In a 30-minute general session event before the opening of the Organic Produce Summit expo, Tonya Antle, co-founder and executive vice president of the Organic Produce Network, moderated the session with Vic Savanello, vice president of produce for The Fresh Market, Greg Corrigan, senior director of produce and floral for Raley’s and Don Barnett, president and chief operating officer for organic meal delivery service Sun Basket,
Corrigan of Raley’s said the retailer has seen organic sales rise from near zero several decades ago to what is now 15% of total produce sales.

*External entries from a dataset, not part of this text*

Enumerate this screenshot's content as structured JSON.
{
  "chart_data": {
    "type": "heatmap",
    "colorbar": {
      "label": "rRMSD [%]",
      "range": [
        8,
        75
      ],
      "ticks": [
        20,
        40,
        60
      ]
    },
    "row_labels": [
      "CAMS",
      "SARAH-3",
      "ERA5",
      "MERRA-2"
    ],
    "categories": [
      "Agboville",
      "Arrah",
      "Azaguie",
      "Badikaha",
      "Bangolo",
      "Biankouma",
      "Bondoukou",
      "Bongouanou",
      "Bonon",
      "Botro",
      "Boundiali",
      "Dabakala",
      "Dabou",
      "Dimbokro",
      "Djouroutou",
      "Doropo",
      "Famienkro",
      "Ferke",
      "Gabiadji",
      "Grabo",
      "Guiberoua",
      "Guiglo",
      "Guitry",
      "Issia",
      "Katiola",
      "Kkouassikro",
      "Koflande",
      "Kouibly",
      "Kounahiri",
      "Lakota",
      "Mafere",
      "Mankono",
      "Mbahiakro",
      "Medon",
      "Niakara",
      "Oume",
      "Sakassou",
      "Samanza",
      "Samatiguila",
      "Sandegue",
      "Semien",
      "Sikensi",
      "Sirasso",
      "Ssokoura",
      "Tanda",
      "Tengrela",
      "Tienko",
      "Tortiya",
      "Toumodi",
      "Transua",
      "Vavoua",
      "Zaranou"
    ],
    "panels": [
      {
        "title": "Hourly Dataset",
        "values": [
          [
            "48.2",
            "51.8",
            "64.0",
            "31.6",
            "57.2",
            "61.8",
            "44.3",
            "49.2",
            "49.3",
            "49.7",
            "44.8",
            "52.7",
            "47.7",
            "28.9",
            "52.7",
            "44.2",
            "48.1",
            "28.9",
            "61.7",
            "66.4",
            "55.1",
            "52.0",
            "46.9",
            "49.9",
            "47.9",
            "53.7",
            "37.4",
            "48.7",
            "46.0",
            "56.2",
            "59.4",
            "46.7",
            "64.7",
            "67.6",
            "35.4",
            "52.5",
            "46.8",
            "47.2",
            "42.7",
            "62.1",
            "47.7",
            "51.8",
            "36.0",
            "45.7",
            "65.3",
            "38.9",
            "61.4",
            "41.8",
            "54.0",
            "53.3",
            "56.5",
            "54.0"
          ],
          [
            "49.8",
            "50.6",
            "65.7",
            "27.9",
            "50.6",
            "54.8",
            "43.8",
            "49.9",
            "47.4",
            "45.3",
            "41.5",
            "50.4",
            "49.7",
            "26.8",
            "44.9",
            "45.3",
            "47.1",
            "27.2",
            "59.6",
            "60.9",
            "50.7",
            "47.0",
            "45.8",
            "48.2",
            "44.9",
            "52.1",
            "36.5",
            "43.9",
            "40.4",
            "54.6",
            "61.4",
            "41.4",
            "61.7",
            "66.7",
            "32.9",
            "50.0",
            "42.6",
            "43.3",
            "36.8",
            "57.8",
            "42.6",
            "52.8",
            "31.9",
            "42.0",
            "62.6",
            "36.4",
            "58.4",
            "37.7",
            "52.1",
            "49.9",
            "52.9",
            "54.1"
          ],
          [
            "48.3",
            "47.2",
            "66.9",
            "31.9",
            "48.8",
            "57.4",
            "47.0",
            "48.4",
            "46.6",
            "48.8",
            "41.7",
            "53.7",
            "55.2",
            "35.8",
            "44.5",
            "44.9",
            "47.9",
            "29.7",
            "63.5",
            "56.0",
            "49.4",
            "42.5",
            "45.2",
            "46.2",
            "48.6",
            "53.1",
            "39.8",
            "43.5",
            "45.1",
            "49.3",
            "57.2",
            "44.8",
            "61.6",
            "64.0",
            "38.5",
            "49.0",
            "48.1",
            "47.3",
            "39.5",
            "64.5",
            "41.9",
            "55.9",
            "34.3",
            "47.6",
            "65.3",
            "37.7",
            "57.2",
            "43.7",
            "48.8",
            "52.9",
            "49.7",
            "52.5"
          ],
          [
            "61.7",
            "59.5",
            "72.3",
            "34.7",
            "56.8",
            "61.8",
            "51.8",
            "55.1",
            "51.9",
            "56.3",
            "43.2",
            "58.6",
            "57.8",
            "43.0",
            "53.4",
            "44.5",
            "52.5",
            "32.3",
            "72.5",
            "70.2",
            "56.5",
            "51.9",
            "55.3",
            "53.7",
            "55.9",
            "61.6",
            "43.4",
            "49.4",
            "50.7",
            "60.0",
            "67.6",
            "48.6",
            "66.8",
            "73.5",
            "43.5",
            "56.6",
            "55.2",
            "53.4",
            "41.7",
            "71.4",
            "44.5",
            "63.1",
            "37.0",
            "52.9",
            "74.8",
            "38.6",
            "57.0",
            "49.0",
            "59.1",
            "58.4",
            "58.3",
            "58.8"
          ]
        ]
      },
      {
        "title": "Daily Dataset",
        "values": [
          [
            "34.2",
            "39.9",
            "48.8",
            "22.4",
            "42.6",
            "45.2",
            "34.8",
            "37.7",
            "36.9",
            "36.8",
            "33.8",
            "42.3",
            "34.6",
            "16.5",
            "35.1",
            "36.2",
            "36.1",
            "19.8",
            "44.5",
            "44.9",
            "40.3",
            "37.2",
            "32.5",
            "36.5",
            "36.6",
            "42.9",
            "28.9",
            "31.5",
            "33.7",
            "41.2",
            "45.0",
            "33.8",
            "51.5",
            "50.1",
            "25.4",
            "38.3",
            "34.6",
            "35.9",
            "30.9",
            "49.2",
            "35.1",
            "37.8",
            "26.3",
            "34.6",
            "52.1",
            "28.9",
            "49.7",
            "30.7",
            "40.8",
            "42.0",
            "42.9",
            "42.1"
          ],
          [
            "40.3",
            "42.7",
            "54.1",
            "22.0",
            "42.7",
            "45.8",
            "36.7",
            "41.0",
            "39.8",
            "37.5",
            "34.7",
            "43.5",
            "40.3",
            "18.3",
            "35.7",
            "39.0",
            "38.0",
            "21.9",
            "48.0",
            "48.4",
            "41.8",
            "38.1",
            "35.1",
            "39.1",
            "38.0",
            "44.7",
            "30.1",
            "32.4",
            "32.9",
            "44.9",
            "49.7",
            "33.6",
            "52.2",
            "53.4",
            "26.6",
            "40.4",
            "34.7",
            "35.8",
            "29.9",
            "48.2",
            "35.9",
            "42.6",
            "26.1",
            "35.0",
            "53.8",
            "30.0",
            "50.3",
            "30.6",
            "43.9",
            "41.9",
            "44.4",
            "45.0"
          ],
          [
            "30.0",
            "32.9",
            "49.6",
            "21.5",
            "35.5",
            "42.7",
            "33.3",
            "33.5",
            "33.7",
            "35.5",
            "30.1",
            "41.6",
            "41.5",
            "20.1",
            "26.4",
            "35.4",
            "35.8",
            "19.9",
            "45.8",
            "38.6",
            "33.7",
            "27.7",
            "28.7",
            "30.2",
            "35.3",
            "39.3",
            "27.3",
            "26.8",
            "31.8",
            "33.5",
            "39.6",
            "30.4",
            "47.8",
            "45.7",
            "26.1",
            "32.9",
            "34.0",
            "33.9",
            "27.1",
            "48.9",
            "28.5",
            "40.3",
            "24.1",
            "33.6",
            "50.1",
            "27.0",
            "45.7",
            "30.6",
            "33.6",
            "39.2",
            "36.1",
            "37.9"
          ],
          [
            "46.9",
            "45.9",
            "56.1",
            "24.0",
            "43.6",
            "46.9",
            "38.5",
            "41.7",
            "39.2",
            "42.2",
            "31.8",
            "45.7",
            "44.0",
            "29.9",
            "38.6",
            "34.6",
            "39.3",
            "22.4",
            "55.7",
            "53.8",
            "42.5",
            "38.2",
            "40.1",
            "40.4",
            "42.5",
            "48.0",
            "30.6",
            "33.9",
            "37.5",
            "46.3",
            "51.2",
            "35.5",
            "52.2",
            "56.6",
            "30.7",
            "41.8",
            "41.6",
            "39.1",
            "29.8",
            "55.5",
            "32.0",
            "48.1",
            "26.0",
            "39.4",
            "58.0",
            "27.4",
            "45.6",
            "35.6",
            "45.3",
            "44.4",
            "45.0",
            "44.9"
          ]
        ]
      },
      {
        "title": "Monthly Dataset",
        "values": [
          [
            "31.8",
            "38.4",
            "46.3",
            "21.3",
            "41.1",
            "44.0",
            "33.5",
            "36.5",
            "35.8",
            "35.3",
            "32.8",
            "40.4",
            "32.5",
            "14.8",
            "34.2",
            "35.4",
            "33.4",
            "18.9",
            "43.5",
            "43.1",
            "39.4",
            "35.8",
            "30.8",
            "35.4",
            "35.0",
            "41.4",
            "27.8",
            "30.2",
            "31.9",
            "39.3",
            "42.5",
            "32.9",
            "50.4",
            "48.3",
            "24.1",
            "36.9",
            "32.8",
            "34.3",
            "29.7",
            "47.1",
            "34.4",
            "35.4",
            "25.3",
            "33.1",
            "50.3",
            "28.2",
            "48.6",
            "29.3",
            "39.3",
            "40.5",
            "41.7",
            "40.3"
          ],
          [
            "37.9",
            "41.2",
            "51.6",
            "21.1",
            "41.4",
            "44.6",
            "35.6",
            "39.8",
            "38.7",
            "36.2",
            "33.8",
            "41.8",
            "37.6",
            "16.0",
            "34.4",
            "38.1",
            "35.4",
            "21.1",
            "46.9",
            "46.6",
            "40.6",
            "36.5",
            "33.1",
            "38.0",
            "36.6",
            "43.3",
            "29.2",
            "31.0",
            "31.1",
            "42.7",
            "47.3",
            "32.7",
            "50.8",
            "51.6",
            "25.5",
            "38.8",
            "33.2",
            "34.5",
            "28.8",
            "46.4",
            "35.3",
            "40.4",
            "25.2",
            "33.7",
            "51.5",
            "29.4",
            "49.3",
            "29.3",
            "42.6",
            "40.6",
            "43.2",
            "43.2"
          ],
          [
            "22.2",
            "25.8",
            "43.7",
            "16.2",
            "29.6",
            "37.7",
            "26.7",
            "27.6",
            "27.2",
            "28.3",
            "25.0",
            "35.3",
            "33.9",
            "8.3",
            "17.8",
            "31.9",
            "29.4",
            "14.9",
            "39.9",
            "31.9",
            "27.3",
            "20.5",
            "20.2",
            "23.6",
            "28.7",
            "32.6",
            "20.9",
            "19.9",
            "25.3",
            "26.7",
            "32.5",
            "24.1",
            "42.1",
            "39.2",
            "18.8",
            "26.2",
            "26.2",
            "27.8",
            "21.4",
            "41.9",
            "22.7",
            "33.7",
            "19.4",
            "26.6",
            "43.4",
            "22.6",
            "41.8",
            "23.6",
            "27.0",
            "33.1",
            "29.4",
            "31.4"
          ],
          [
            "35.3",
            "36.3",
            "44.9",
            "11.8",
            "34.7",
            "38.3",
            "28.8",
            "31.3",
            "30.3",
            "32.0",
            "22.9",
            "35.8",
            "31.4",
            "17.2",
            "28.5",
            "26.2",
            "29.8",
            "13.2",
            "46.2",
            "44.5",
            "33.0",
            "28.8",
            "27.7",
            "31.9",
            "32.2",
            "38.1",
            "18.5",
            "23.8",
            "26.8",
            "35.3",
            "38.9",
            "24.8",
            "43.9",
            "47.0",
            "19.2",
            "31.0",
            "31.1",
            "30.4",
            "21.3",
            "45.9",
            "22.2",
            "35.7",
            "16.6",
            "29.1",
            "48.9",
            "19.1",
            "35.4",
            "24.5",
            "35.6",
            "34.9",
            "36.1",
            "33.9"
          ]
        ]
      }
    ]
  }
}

During some exceptional years the growth in organic sales at the chain has topped 30%, he said.
“We’ve gone from literally zero to north of 15% of our entire business is in organics,” he said, noting especially strong organic sales in the South Bay Area near San Francisco. “But you’d be surprised; no one would really think that North Nevada would be our second largest division in organic penetration, so (demand) is very diverse,” he said.
Organic sales may account for 30% of produce sales in some stores, while other stores could see organic sales in the low single digits.
Corrigan said Raley’s has about more than 250 organic produce stock keeping units, compared to a typical competitor of perhaps 150 organic SKUs.
“The demand is going to continue to grow,” Corrigan said. “You are seeing all the mainstream suppliers, that never used to handle organics, now growing organic; so you’re going to see that supply chain get better, and you’re going to see retailers continue to grow the business.”
Barnett said the pace of organic growth won’t slow in coming years.
“I think if anything, it’s going to just strengthen and build momentum,” he said.
Asked by Antle what was SunBasket’s “biggest homerun” was, Barnett said the firm set organics as one of the key brand pillars for the healthy meal delivery company.
“We are all organic produce, no processed sugars, no preservatives, and so our meals from the get-go have set that as our as our standard, and that has been embraced by our customers completely,” he said.
Antle asked Savanello of The Fresh Market about the store balances merchandising conventional and organic when the size of produce departments isn’t growing.
Noting that his department approach is to integrate organic and conventional, Savanello said he will carry organic over conventional when that’s an option. “Lately it’s been an option in almost every commodity, so I tend to lean towards organic,” he said.
Savanello said organic sales account for 20% of total produce sales at The Fresh Market. “I try to keep everything fresh by not having duplication, so most of the commodities that I carry organic I carry strictly organic.”
Coping with disruption
Barnett of SunBasket said the trend of the rising share of online food business will continue.
“We’re seeing we’re still in the kind of early, middle stages of disruption,” he said, predicting that the 4% to 5% of online food sales today could grow to 20% to 30% in 15 to 20 years.
Corrigan said Raley’s is seeing about 3% of its food business with online orders shipped to homes.
“Whether it is click and collect or delivered, that growth is phenomenal,” he said. “We’re latching on to that like everyone else; it is definitely playing a role as we go forward.”
Savanello of The Fresh Market said the chain is built to coexist with online retailers because it is perishable focused and specialty-focused.
“We can live alongside of the online business and deliver that higher end, that specialty product that people are still going to tend to want to look and see and touch and purchase with their eyes,” he said.
Antle asked retailers how they deal with labels like “regenerative,” “natural” and “local” along said the USDA organic label.
Savanello said making the “organic certified” the most visible claim is important.
“There’s so many things going on packaging now; I really like something that’s clean, and it just really strongly states organic and that our guests and our stores can identify it very easily,” he said.
Antle asked Barnett of SunBasket about a lesson he has learned from past business mistakes.
“The most important thing is you just cannot compromise,” he said. Setting a high mission or goal is necessary but also makes you vulnerable to temptations to cut corners.
“There’s going to be massive temptations like that’s too expensive, or that’s too hard, or you can’t get it that time of year,” he said. “The temptation to compromise is really great and there are probably a few examples where in my career where I’ve compromised; fortunately, I’m old enough, and have been doing this long enough that I’m not making those mistakes again,” he said. “Just set a worthy goal and go after it.”